Lance Simmons lance at lsimmons.net
Fri Jan 19 13:32:36 CST 2001


On Thu, Jan 18, 2001 at 10:47:17PM -0600, Christopher Browne wrote:
> 
>    It may be galling to RMS that he didn't get credit, and that people
>    did not agree on the term "GNU System."  
> 
>    That still doesn't establish that Torvalds has any responsibility
>    for robbing the FSF of credit.  

I agree. If I recall, rms said that the linux kernel pushed the project
over the finish line, or something like that. A good analogy here might
be an Olympic relay race victory: the image that sticks in your mind is
the runner of the last leg (the anchor, I think) crossing the finish
line. The anchor is always noticed more.
 
> Changing topics considerably, I found it a real cackle that RMS seemed
> to think that one of the most important pieces of free software was a
> "Windows emulator;" the preponderance of probabilities is that you've
> got three classes of software that might run under such emulation:

I thought the most compelling reason he offered was that such an
emulator would put an end to makers of proprietary Windows software
porting over to linux and polluting the waters. In terms of Catholic
moral theology (the moral tradition with which I'm most familiar), the
question would be whether what he proposes amounts to formal
cooperation with evil (which is never justified) or merely material
cooperation (which sometimes can be).

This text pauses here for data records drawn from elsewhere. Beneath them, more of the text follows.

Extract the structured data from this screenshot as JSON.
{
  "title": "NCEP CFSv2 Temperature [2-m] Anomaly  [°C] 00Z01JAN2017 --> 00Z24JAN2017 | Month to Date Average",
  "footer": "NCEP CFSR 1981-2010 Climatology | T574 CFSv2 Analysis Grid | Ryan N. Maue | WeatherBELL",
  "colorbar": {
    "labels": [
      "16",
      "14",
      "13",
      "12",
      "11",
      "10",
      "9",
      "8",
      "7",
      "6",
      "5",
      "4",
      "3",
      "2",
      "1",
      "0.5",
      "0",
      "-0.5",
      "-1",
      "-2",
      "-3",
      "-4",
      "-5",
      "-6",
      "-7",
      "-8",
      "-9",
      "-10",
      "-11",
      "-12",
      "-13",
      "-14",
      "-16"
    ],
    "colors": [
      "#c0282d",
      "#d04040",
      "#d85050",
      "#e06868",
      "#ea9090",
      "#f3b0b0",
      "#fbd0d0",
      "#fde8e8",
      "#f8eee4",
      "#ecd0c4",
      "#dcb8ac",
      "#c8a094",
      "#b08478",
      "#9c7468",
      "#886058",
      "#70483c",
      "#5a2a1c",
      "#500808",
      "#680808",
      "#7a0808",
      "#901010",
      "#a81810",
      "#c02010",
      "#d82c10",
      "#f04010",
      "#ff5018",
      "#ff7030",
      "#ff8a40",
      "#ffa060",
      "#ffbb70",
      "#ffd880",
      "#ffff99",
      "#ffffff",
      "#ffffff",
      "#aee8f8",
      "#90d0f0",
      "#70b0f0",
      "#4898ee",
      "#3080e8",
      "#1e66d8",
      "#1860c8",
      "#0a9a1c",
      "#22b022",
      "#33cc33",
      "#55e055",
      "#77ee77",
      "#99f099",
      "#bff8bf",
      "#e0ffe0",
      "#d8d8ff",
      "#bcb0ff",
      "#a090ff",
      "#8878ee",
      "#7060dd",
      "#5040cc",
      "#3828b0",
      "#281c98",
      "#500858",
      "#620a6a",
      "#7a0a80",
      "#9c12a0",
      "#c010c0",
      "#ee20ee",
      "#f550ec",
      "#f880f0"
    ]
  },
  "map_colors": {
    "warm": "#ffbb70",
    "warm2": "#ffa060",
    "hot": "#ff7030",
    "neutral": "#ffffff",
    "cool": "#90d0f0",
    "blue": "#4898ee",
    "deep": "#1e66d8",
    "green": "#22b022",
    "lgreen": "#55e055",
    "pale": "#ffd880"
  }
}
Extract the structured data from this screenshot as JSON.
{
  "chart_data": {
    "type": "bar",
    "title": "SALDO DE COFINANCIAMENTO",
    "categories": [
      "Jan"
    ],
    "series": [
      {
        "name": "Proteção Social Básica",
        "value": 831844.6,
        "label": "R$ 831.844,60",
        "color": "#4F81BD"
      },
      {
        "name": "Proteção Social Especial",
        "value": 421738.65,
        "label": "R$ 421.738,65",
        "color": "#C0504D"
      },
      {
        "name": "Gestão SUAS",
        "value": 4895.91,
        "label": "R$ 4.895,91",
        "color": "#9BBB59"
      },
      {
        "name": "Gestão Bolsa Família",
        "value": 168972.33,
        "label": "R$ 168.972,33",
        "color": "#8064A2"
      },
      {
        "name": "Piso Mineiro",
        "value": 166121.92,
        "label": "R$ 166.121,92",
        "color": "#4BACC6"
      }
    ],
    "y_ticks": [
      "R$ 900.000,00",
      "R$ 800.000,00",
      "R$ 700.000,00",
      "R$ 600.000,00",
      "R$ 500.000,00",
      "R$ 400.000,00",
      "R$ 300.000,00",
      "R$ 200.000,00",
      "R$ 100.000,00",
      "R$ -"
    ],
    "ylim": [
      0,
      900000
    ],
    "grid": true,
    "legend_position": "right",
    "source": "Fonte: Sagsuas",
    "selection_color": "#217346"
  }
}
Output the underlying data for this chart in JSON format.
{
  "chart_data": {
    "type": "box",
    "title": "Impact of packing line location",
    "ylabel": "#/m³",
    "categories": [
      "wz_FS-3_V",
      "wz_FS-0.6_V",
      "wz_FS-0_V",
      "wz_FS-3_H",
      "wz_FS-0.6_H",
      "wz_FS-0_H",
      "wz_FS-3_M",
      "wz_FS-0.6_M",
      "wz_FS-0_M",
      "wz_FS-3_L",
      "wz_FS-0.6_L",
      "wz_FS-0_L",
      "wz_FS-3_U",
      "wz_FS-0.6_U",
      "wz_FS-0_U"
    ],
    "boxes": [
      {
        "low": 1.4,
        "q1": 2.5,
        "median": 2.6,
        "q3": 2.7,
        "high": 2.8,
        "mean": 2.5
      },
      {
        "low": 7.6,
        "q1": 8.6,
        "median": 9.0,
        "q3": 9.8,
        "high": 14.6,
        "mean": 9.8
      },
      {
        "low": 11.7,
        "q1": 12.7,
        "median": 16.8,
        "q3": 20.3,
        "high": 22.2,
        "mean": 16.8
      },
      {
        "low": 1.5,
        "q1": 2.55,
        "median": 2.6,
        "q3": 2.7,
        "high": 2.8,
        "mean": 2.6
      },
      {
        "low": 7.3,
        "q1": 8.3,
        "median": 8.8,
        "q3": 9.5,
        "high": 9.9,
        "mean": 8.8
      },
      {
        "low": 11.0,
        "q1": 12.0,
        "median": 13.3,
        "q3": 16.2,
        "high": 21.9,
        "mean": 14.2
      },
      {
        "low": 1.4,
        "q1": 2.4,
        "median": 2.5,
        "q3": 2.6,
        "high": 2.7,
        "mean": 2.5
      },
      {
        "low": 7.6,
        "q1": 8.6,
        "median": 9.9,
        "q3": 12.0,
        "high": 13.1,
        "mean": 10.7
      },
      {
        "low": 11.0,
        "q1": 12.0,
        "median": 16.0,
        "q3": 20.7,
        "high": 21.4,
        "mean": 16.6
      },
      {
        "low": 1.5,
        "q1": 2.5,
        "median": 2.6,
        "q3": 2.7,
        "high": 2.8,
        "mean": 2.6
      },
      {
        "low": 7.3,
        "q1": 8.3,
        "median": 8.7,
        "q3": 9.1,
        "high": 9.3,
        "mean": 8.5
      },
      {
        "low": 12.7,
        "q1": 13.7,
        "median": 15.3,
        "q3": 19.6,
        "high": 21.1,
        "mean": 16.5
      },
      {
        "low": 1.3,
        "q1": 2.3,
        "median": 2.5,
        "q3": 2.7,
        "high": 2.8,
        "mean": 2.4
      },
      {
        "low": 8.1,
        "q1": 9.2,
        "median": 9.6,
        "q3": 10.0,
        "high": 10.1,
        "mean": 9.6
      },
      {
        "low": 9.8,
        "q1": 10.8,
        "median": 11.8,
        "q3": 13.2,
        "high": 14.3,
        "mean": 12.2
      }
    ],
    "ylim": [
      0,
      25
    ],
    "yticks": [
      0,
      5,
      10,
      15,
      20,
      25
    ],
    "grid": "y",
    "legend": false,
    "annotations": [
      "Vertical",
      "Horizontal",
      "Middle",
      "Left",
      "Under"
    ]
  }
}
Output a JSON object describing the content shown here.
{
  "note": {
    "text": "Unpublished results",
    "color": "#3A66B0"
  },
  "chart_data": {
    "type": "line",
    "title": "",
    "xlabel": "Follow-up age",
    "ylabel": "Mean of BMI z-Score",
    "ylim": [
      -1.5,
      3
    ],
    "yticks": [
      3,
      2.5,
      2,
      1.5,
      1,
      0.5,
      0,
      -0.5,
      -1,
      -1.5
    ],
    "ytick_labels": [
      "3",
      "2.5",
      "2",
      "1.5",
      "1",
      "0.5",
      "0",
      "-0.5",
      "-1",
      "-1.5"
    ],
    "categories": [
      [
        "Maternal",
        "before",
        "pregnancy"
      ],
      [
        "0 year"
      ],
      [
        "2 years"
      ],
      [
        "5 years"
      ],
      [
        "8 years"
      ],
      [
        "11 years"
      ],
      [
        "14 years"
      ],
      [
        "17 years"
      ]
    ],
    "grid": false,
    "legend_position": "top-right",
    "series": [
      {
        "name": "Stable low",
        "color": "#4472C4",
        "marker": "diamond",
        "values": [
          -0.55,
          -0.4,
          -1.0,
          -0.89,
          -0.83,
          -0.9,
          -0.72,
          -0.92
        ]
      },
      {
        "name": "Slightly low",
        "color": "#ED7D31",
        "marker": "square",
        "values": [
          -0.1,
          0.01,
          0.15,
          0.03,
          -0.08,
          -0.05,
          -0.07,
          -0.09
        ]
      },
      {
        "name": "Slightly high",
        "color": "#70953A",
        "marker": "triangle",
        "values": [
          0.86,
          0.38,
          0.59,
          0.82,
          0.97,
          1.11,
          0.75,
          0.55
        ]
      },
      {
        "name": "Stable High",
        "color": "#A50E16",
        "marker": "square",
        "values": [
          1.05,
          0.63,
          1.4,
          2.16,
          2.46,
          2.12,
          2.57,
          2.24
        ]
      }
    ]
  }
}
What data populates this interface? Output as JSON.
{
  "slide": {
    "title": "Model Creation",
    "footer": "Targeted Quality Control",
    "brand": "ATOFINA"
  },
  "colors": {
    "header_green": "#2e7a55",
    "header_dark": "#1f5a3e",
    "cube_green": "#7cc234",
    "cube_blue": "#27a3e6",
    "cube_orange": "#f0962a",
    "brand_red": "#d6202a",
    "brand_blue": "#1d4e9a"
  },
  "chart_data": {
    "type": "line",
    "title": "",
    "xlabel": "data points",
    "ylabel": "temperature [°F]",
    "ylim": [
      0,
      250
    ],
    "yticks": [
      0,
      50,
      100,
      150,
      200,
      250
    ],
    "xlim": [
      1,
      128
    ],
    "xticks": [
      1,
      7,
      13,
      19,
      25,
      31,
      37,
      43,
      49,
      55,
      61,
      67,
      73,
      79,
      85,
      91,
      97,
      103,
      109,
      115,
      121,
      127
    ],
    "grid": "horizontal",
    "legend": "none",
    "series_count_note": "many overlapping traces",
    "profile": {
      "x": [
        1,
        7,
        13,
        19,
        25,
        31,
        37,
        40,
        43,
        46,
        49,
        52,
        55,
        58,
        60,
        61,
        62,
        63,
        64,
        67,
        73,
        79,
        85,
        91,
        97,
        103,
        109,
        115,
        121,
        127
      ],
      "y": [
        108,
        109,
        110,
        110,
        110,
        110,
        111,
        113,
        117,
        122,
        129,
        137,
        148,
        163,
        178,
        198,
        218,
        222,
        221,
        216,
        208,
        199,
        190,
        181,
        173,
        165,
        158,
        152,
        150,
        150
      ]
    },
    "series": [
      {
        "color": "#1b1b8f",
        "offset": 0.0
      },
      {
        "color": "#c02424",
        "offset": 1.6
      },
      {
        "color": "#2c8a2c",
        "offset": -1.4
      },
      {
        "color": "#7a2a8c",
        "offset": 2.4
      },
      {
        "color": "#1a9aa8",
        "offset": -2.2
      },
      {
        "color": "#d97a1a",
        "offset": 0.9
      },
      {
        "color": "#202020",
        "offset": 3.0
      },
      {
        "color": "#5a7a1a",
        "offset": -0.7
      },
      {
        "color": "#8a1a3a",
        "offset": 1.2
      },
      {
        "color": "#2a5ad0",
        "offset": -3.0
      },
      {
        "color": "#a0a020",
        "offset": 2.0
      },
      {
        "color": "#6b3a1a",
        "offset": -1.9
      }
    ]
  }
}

The crucial questions would be

(1) whether the evil avoided (polluting the pure GNU/Linux waters) is
significantly greater than the evil permitted (people running non-free
software on a free windows emulator who are already running that
non-free software on a non-free OS), and

(2) whether there are legitimate uses for such an emulator sufficient
to make it at least prima facie reasonable to create the emulator in
the first place. 

There's no doubt that for rms the answer to (1) is yes, I think he also
made the case that the answer to (2) is yes, by pointing out that there
are many free windows programs that people would like to run on a free
emulator.

So I think his proposal would receive a thumbs up if he were to ask a
Catholic moral theologian for advice. Not that I'm under the illusion
that he's likely to do so.
-- 
  .~.
  /v\   Lance Simmons
 // \\  lance at lsimmons.net
/(   )\
__^_^________________________________________________________________________
An inventor is a person who makes an ingenious arrangement of wheels, levers
and springs, and believes it civilization.